SEO Strategy Development Workflow

Ethan Smith
  1. Define the addressable market by identifying topics and keywords for acquisition.
  2. Determine the appropriate page type (e.g., article, address page) for each topic based on what ranks in Google.
  3. Outline product requirements for each page type (e.g., map, phone number) by observing patterns in top-ranking pages and user needs.
  4. Develop a comprehensive content strategy, defining subtopics and themes needed for each page.
  5. Establish the infrastructure to help Google find all pages efficiently via internal links.

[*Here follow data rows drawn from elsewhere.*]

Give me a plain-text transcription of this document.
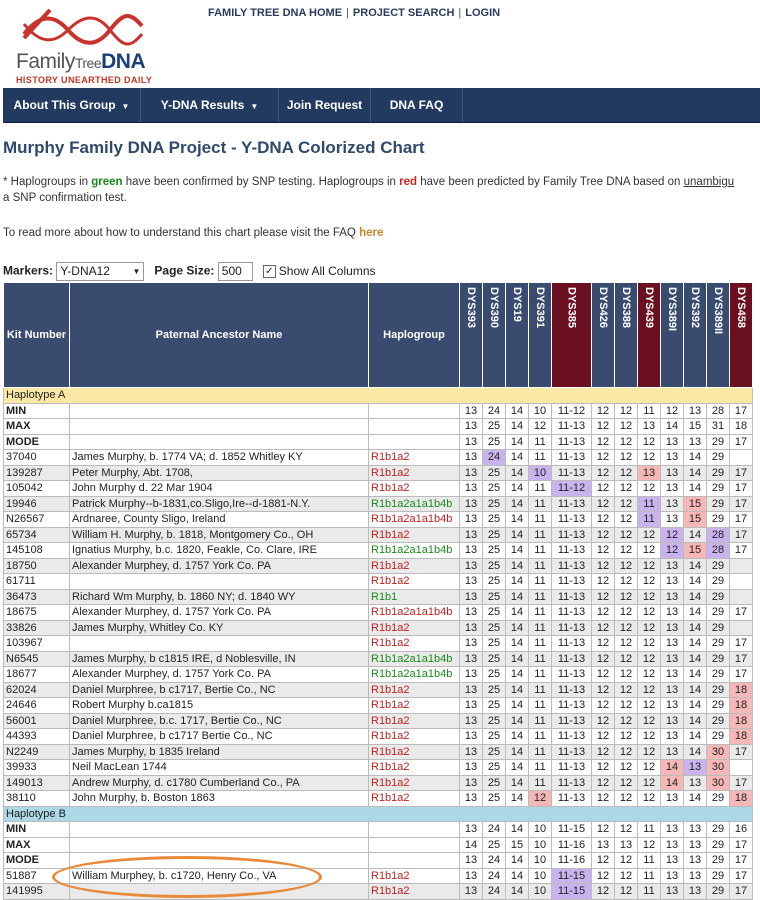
FamilyTreeDNA
HISTORY UNEARTHED DAILY
FAMILY TREE DNA HOME | PROJECT SEARCH | LOGIN
About This Group ▼	Y-DNA Results ▼	Join Request	DNA FAQ
Murphy Family DNA Project - Y-DNA Colorized Chart
* Haplogroups in green have been confirmed by SNP testing. Haplogroups in red have been predicted by Family Tree DNA based on unambigu
a SNP confirmation test.
To read more about how to understand this chart please visit the FAQ here
Markers: Y-DNA12	▼ Page Size: 500 ✓ Show All Columns
Kit Number	Paternal Ancestor Name	Haplogroup	DYS393	DYS390	DYS19	DYS391	DYS385	DYS426	DYS388	DYS439	DYS389I	DYS392	DYS389II	DYS458

Haplotype A														
MIN			13	24	14	10	11-12	12	12	11	12	13	28	17
MAX			13	25	14	12	11-13	12	12	13	14	15	31	18
MODE			13	25	14	11	11-13	12	12	12	13	13	29	17
37040	James Murphy, b. 1774 VA; d. 1852 Whitley KY	R1b1a2	13	24	14	11	11-13	12	12	12	13	14	29	
139287	Peter Murphy, Abt. 1708,	R1b1a2	13	25	14	10	11-13	12	12	13	13	14	29	17
105042	John Murphy d. 22 Mar 1904	R1b1a2	13	25	14	11	11-12	12	12	12	13	14	29	17
19946	Patrick Murphy--b-1831,co.Sligo,Ire--d-1881-N.Y.	R1b1a2a1a1b4b	13	25	14	11	11-13	12	12	11	13	15	29	17
N26567	Ardnaree, County Sligo, Ireland	R1b1a2a1a1b4b	13	25	14	11	11-13	12	12	11	13	15	29	17
65734	William H. Murphy, b. 1818, Montgomery Co., OH	R1b1a2	13	25	14	11	11-13	12	12	12	12	14	28	17
145108	Ignatius Murphy, b.c. 1820, Feakle, Co. Clare, IRE	R1b1a2a1a1b4b	13	25	14	11	11-13	12	12	12	12	15	28	17
18750	Alexander Murphey, d. 1757 York Co. PA	R1b1a2	13	25	14	11	11-13	12	12	12	13	14	29	
61711		R1b1a2	13	25	14	11	11-13	12	12	12	13	14	29	
36473	Richard Wm Murphy, b. 1860 NY; d. 1840 WY	R1b1	13	25	14	11	11-13	12	12	12	13	14	29	
18675	Alexander Murphey, d. 1757 York Co. PA	R1b1a2a1a1b4b	13	25	14	11	11-13	12	12	12	13	14	29	17
33826	James Murphy, Whitley Co. KY	R1b1a2	13	25	14	11	11-13	12	12	12	13	14	29	
103967		R1b1a2	13	25	14	11	11-13	12	12	12	13	14	29	17
N6545	James Murphy, b c1815 IRE, d Noblesville, IN	R1b1a2a1a1b4b	13	25	14	11	11-13	12	12	12	13	14	29	17
18677	Alexander Murphey, d. 1757 York Co. PA	R1b1a2a1a1b4b	13	25	14	11	11-13	12	12	12	13	14	29	17
62024	Daniel Murphree, b c1717, Bertie Co., NC	R1b1a2	13	25	14	11	11-13	12	12	12	13	14	29	18
24646	Robert Murphy b.ca1815	R1b1a2	13	25	14	11	11-13	12	12	12	13	14	29	18
56001	Daniel Murphree, b.c. 1717, Bertie Co., NC	R1b1a2	13	25	14	11	11-13	12	12	12	13	14	29	18
44393	Daniel Murphree, b c1717 Bertie Co., NC	R1b1a2	13	25	14	11	11-13	12	12	12	13	14	29	18
N2249	James Murphy, b 1835 Ireland	R1b1a2	13	25	14	11	11-13	12	12	12	13	14	30	17
39933	Neil MacLean 1744	R1b1a2	13	25	14	11	11-13	12	12	12	14	13	30	
149013	Andrew Murphy, d. c1780 Cumberland Co., PA	R1b1a2	13	25	14	11	11-13	12	12	12	14	13	30	17
38110	John Murphy, b. Boston 1863	R1b1a2	13	25	14	12	11-13	12	12	12	13	14	29	18
Haplotype B														
MIN			13	24	14	10	11-15	12	12	11	13	13	29	16
MAX			14	25	15	10	11-16	13	13	12	13	13	29	17
MODE			13	24	14	10	11-16	12	12	11	13	13	29	17
51887	William Murphey, b. c1720, Henry Co., VA	R1b1a2	13	24	14	10	11-15	12	12	11	13	13	29	17
141995		R1b1a2	13	24	14	10	11-15	12	12	11	13	13	29	17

Editorial SEO Content Creation Workflow

Ethan Smith
  1. Identify and prioritize topics based on search volume, topical authority, and conversion intent.
  2. Develop comprehensive outlines and subtopics for each article, ensuring all relevant aspects of the topic are covered.
  3. Assign the outline to a domain expert writer to create the content.
  4. Publish the content through a CMS (e.g., Contentful, Webflow).
  5. Analyze the performance of the published content and use insights to refine the strategy.
1,000 visits/day
Minimum non-SEO daily visits for SEO investment Indicates existing traction and authority, showing the site is not just an 'SEO farm'.
1,000 referring domains
Minimum referring domains for SEO investment Indicates existing credibility and authority from external links.
200 to 2,000 keywords
Typical number of keywords a single page/topic can rank for Highlights the importance of topic-based optimization over individual keywords.
10 to 25 articles/month
Typical initial monthly article volume for editorial SEO Recommended starting volume to test performance before scaling up.
90% to 95%+
Percentage of sites with internal linking problems Indicates a widespread issue where pages lack sufficient internal links.
At least 5 links, ideally 10
Minimum internal links for Google to regularly crawl a page Ensures Google has enough paths to discover and credit a page effectively.
5% of pages get 95% of links
Typical power curve distribution of internal links on sites Illustrates how internal links are often concentrated on a small subset of pages, leaving many others under-linked.
25%+
Typical traffic opportunity from fixing internal links Potential increase in traffic, sometimes up to 100%, for sites with under-optimized internal links.